I've referred to Hay's works many times in my own work; on this occasion he came to mind because I happened upon a seemingly forgotten Pleistocene fauna from northeastern Tennessee that he described with five other Pleistocene collections (Hay 1920). The Smithsonian had received a collection made by USGS geologist Ira Sayles in 1885 from "one mile north of Whitesburg, Hamblen Co., Tenn." Matrix with the bones indicated that the site had once been a cave, now eroded. Hay recognized twenty species from the fauna, eight of which were extinct and three of which were new species (turtle Testudo munda, tapir Tapirus tennesseae, and deer Sangamona fugitiva; none of them is considered valid anymore, which tends to happen with supposed new Pleistocene species in North America, but Sangamona fugitiva is a nice name). What gets me is that there's never been any real follow-up outside of Hay's own 1923 compendium of Pleistocene sites. The actual location is still unknown to this day, if it could even be rediscovered. That's one of the things that I love about these compilations and databases: there's a story behind every site, even if it's not known in detail.

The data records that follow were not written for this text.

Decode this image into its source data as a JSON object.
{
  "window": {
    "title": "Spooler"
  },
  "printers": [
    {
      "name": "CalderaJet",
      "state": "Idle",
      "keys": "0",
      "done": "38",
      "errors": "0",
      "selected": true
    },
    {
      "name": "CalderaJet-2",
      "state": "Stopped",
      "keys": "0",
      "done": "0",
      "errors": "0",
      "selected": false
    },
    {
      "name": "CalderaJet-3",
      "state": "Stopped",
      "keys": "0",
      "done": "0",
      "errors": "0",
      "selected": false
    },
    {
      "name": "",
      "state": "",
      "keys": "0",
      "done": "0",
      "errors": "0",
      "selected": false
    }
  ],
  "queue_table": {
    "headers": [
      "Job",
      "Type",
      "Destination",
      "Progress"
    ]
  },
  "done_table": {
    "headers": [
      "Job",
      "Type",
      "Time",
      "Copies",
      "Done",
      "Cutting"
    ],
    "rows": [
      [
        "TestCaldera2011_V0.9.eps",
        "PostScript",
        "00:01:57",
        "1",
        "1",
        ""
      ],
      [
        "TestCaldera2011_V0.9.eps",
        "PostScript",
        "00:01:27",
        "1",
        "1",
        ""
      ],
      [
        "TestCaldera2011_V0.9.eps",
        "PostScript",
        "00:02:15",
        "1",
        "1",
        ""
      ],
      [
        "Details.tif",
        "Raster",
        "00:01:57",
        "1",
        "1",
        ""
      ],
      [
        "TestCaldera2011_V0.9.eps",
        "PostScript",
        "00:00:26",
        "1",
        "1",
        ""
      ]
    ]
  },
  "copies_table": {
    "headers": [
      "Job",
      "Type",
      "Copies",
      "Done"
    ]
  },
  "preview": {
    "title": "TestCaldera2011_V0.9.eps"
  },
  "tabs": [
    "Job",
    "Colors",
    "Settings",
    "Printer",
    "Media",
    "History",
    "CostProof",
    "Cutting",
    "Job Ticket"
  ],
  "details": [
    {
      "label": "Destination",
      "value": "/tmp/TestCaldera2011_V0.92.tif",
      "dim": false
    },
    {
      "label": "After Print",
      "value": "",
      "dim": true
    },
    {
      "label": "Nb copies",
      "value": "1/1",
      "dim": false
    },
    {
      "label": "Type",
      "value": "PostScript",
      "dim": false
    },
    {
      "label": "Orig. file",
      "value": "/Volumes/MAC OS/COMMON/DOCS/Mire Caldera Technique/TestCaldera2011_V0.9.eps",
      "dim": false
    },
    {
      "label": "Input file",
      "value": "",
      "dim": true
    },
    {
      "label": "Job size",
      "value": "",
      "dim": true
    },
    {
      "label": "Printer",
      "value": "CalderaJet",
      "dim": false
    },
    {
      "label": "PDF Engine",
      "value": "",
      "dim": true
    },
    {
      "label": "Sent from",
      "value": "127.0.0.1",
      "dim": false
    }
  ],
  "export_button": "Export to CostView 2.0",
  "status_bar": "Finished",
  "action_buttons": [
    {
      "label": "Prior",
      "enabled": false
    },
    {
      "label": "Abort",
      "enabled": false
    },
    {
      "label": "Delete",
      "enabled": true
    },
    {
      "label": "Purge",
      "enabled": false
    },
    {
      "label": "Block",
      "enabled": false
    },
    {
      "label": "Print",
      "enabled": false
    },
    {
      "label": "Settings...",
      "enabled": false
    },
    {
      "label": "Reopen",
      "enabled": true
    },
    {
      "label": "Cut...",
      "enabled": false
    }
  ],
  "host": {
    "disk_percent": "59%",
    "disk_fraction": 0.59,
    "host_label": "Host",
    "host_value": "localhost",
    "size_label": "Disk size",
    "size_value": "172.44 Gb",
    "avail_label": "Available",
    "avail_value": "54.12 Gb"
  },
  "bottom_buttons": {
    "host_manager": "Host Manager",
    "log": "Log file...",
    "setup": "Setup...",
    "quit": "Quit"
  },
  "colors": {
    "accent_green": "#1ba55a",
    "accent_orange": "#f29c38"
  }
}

Finally, I wanted to mention a historical story I came across this spring while working on another topic. It is a story of fraud in science, but not the usual "unscrupulous scientist scoops another worker or commits a nefarious action against a graduate student." It goes like this: from the mid-1880s to the early 1890s there was a man operating in the Midwest and Northeast who would use false pretenses to swindle scientific books, equipment, and fossils from unsuspecting geologists, to sell them. Among his methods were pretending to be deaf-mute and stealing the identities of other geologists, including such luminaries as Leo Lesqueroux and Charles Walcott. His trail can be followed by a series of letters in scientific journals reporting encounters and giving warnings, but he was able to operate for years. The icing on the cake is that he was actually a competent paleontologist, as attested by several of the victims. It's a fascinating story worthy of a journal article, and fortunately we have what amounts to one in a lengthy blog post, so if you're looking for something to read, it's well worth the time!

References

Hay, O. P. 1902. Bibliography and catalogue of the vertebrata of North America. U.S. Geological Survey, Washington, D.C. Bulletin 179.

Hay, O. P. 1908. The fossil turtles of North America. Carnegie Institution of Washington Publication 75.

Hay, O. P. 1914. The Pleistocene mammals of Iowa. Iowa Geological Survey Annual Report 23(1):1–662.

Hay, O. P. 1920. Descriptions of some Pleistocene vertebrates found in the United States. Proceedings of the United States National Museum 58:83–146.

Hay, O. P. 1923. The Pleistocene of North America and its vertebrated animals from the states east of the Mississippi River and from the Canadian provinces east of longitude 95°. Carnegie Institution of Washington Publication 322.

Hay, O. P. 1924. The Pleistocene of the middle region of North America and its vertebrated animals. Carnegie Institute of Washington Publication 322A.

Hay, O. P. 1927. The Pleistocene of the western region of North America and its vertebrated animals. Carnegie Institute of Washington Publication 322B.

Hay, O. P. 1929. Second bibliography and catalogue of the fossil vertebrata of North America, volumes I and II. Carnegie Institution of Washington Publication 390.